Rasse

Das Bardigiano-Pferd wird in der Hügel- und Berglandschaft der Regionen Emilia, Ligurien und einem Teil der Toskana gezüchtet und zählt zu den meso-brachimorphen Pferderassen.
Nach der Speed-Eberhardtschen-Typen-Einteilung würde man ihn bei uns wohl
als Pferd vom Typ I (Nordpferde-Urpony...) mit Typ II-Einschlag (kräftiger Körperbau..)sowie Typ IV-Merkmalen (Südpferd - leichter Kopf) bezeichnen können.

Der Bardigiano zählt zu den
spätreifen Rassen und sollte deshalb
erst im Alter von ca. 5 Jahren voll belastet werden.

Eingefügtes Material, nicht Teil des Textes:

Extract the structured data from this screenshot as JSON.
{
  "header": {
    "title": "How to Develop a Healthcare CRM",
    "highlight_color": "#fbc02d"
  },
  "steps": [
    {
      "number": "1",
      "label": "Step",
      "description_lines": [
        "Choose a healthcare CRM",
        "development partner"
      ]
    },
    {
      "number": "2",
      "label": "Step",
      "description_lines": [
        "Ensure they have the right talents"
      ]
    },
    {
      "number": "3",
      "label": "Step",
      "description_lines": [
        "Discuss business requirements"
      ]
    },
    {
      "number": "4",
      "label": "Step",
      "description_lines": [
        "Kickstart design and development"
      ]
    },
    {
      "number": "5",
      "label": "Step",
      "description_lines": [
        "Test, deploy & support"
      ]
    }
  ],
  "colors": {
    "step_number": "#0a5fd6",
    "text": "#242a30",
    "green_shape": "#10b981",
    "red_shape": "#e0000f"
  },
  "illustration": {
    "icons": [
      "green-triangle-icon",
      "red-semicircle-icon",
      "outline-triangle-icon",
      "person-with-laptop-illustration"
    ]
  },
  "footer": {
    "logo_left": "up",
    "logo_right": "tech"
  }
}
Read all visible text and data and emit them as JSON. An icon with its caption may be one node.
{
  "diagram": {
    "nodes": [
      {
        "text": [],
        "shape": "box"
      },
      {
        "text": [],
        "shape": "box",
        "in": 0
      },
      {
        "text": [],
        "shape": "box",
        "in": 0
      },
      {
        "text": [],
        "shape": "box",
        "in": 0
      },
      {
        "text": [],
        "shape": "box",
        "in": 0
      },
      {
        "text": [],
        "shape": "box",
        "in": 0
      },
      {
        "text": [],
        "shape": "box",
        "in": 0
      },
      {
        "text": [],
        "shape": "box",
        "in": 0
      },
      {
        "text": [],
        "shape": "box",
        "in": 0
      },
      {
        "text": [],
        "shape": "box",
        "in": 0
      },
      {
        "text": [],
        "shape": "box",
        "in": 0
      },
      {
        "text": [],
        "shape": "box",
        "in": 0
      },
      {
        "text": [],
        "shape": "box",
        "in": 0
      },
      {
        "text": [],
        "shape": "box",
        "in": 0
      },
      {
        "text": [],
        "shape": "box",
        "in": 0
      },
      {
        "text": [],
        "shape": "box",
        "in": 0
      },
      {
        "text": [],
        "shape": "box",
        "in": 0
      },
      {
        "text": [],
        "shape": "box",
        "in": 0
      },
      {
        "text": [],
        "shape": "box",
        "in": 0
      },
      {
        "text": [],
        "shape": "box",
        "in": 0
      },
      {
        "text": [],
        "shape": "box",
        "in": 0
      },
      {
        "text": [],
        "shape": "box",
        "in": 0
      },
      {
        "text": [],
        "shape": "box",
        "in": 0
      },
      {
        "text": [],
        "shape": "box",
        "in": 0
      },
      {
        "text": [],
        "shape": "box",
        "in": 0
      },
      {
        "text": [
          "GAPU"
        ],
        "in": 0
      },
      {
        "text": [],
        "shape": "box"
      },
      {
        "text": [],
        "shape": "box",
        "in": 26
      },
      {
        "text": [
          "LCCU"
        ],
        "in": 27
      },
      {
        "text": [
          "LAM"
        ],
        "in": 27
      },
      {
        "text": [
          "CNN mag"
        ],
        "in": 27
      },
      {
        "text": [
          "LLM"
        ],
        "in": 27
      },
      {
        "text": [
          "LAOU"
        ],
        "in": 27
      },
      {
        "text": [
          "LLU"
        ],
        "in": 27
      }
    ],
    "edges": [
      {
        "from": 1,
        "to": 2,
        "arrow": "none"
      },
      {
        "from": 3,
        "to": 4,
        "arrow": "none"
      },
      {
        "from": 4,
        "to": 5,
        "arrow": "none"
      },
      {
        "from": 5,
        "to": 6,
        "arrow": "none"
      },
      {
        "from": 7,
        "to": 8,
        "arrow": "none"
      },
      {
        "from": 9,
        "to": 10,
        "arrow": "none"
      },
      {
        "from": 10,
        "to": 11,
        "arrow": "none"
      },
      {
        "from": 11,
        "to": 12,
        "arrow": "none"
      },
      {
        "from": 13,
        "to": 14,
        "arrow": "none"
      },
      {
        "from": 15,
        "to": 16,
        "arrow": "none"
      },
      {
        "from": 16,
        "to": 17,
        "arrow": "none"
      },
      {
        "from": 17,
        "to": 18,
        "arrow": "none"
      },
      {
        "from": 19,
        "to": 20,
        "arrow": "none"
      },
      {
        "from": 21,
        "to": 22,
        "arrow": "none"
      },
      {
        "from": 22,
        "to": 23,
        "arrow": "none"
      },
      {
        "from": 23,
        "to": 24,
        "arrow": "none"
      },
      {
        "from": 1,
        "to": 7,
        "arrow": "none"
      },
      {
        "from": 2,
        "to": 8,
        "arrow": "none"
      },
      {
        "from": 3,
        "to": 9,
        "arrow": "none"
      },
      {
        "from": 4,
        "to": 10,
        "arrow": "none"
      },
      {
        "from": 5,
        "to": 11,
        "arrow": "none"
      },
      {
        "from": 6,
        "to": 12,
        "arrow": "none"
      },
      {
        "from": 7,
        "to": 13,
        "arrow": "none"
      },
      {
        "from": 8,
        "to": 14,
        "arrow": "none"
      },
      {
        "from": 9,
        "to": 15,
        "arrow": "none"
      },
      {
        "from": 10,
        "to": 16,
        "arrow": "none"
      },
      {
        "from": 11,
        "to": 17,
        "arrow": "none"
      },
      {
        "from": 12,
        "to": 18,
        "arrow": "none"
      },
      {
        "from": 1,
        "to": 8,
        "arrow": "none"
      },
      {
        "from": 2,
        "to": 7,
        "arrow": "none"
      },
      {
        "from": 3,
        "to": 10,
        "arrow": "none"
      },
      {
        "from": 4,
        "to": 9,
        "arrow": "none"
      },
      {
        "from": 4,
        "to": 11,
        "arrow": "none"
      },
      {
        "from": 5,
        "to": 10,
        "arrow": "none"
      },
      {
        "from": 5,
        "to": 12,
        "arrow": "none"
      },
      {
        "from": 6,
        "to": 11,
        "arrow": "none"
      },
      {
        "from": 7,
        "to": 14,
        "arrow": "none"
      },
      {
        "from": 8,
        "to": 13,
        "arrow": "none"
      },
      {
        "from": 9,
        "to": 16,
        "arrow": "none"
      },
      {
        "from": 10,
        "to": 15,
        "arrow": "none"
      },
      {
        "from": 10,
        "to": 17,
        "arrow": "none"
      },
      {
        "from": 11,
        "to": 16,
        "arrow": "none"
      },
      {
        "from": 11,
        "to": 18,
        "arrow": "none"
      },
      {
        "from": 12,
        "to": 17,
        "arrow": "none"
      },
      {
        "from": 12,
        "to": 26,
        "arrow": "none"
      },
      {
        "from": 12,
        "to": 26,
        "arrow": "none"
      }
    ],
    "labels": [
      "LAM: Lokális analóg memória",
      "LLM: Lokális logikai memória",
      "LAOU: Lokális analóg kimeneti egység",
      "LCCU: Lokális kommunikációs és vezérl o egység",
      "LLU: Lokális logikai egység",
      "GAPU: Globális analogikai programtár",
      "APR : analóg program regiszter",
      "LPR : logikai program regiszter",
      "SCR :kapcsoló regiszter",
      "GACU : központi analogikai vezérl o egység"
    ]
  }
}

Es ist ein robustes und anspruchsloses Pferd, das auch
auf kargen Böden und in rauhem Klima gut gedeiht.
Häufig werden die Tiere einen
großen Teil des Jahres im Freien
 gehalten.
Sie wachsen oft in Herden halbwild auf kargen, großzügig umzäunten abgelegenen Bergweiden des Apennin auf, manchmal zusammen mit Kühen wie am Monte Pelpi bei Bedonia oder auch in großen Verbänden von bis zu 200 Tieren (teils zur Fleischproduktion) wie am
Monte Lama bei Bardi.

Artgerecht aufgezogene Pferde zeichnen sich durch einen klaren Kopf, gute Nerven, Leistungsvermögen und die Bereitschaft zur Zusammenarbeit mit dem Menschen aus.

Das bestätigt sich bei der Arbeit mit meiner Stute BANI immer wieder.

Mit einem Stockmaß von bis zu 149 cm, robustem Knochenbau, kräftiger Bemuskelung von Vorder- und Hintergliedmaßen, kurzer Fessel und harten Hufen sowie der typischen breiten Kruppe mit gut entwickeltem Querdurchmesser ist der Bardigiano ein leistungsstarkes und vielseitig einsetzbares Pferd.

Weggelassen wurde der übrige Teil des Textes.